Eine umfassende Pflicht zur Anerkennung und ein damit korrespondierendes Recht auf Anerkennung bestehen nach ganz h.M. nicht, die Staaten entscheiden vielmehr hierüber rein nach politischen Gesichtspunkten. Aus Sicht der deklaratorischen Theorie ist eine solche Pflicht ohnehin entbehrlich, da die Staatsqualität ja nicht von der Anerkennung abhängt. Auf der Grundlage der konstitutiven Theorie erscheint sie hingegen notwendig, um das vorstehend beschriebene Problem eines rechtlichen Vakuums zu vermeiden (sog. Lauterpacht-Doktrin). Allerdings begegnet diese Konstruktion dem weiteren Einwand, dass ein Recht auf Anerkennung dann einem noch gar nicht existenten Staat zuerkannt wird.

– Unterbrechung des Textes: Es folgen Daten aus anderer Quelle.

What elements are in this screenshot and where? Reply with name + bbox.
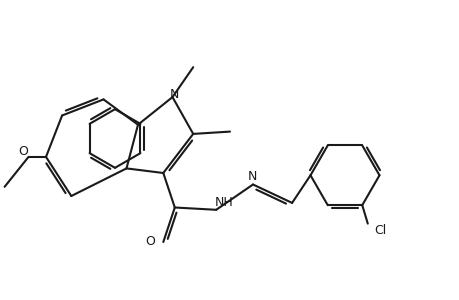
Text: N: N	[170, 88, 179, 101]
Text: O: O	[145, 235, 155, 248]
Text: NH: NH	[215, 196, 233, 209]
Text: Cl: Cl	[374, 224, 386, 237]
Text: O: O	[18, 145, 28, 158]
Text: N: N	[247, 170, 256, 183]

Die Anerkennung darf nicht zu einem Zeitpunkt erfolgen, zu dem die drei Elemente der Staatlichkeit noch nicht voll ausgeprägt sind. Das Problem der verfrühten Anerkennung stellt sich vor allem bei Sezessionsprozessen, wenn die Regierung des sezedierenden Staatsteils noch nicht die erforderliche auf Dauer angelegte Unabhängigkeit gegenüber der Zentralregierung erlangt hat. Eine gleichwohl ausgesprochene Anerkennung als Staat stellt ein völkerrechtliches Delikt in Gestalt der Intervention in die inneren Angelegenheiten des Mutterstaates dar. Rechtlich ist eine solche Anerkennung wirkungslos, und zwar sowohl nach der deklaratorischen als auch nach der konstitutiven Theorie: Zwar kommt der Anerkennung nach der letztgenannten Theorie konstitutiver Charakter zu, jedoch nicht in dem Sinne, dass sie einen inexistenten Staat hervorzubringen vermöchte. Vielmehr ist auch hier der akzessorische Charakter der Anerkennung ausschlaggebend dafür, dass Rechtswirkungen erst ab der Existenz des anzuerkennenden Gegenstandes eintreten können.